Matt Esch
Matt Esch

Reputation: 22956

kissfft scaling

I am looking to compute a fast correlation using FFTs and the kissfft library, and scaling needs to be precise. What scaling is necessary (forward and backwards) and what value do I use to scale my data?

Upvotes: 8

Views: 7245

Answers (2)

Mark Borgerding
Mark Borgerding

Reputation: 8476

multiply each frequency response by 1/sqrt(N), for an overall scaling of 1/N

In pseudocode:

ifft( fft(x)*conj( fft(y) )/N ) == circular_correlation(x,y)

At least this is true for kisfft with floating point types.
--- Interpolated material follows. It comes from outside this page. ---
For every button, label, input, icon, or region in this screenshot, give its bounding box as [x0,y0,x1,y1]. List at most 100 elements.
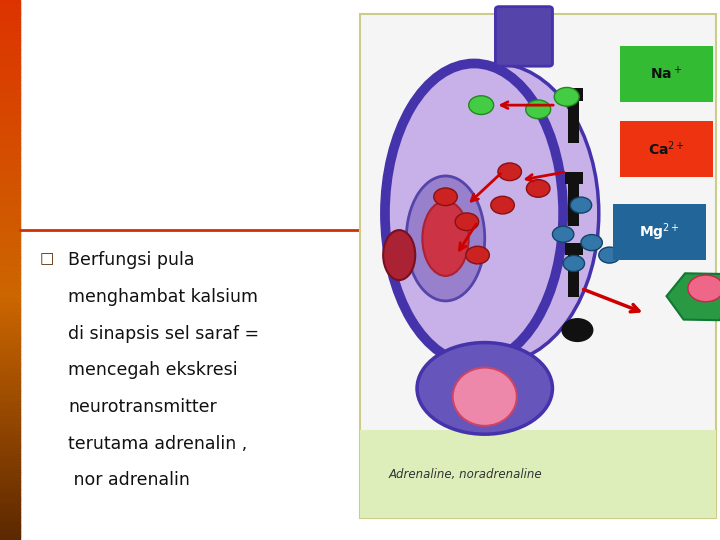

The output of the following c++ example code should be something like

the circular correlation of [1, 3i, 0 0 ....] with itself = (10,0),(1.19796e-10,3),(-4.91499e-08,1.11519e-15),(1.77301e-08,-1.19588e-08) ...

#include <complex>
#include <iostream>
#include "kiss_fft.h"
using namespace std;

int main()
{
    const int nfft=256;
    kiss_fft_cfg fwd = kiss_fft_alloc(nfft,0,NULL,NULL);
    kiss_fft_cfg inv = kiss_fft_alloc(nfft,1,NULL,NULL);

    std::complex<float> x[nfft];
    std::complex<float> fx[nfft];
    memset(x,0,sizeof(x));
    x[0] = 1;
    x[1] = std::complex<float>(0,3);

    kiss_fft(fwd,(kiss_fft_cpx*)x,(kiss_fft_cpx*)fx);
    for (int k=0;k<nfft;++k) {
        fx[k] = fx[k] * conj(fx[k]);
        fx[k] *= 1./nfft;
    }
    kiss_fft(inv,(kiss_fft_cpx*)fx,(kiss_fft_cpx*)x);
    cout << "the circular correlation of [1, 3i, 0 0 ....] with itself = ";
    cout
        << x[0] << ","
        << x[1] << ","
        << x[2] << ","
        << x[3] << " ... " << endl;
    kiss_fft_free(fwd);
    kiss_fft_free(inv);
    return 0;
}

Upvotes: 6

hotpaw2
hotpaw2

Reputation: 70703

The 3 most common FFT scaling factors are:

  • 1.0 forward FFT, 1.0/N inverse FFT

  • 1.0/N forward FFT, 1.0 inverse FFT

  • 1.0/sqrt(N) in both directions, FFT & IFFT

Given any possible ambiguity in the documentation, and for whatever scaling the user expects to be "correct" for their purposes, best to just feed a pure sine wave of known (1.0 float or 255 integer) amplitude and exactly periodic in the FFT length to the FFT (and/or IFFT) in question, and see if the scaling matches one of the above, is maybe different from one of the above by 2X or sqrt(2), or the desired scaling is something completely different.

e.g. Write a unit test for kissfft in your environment for your data types.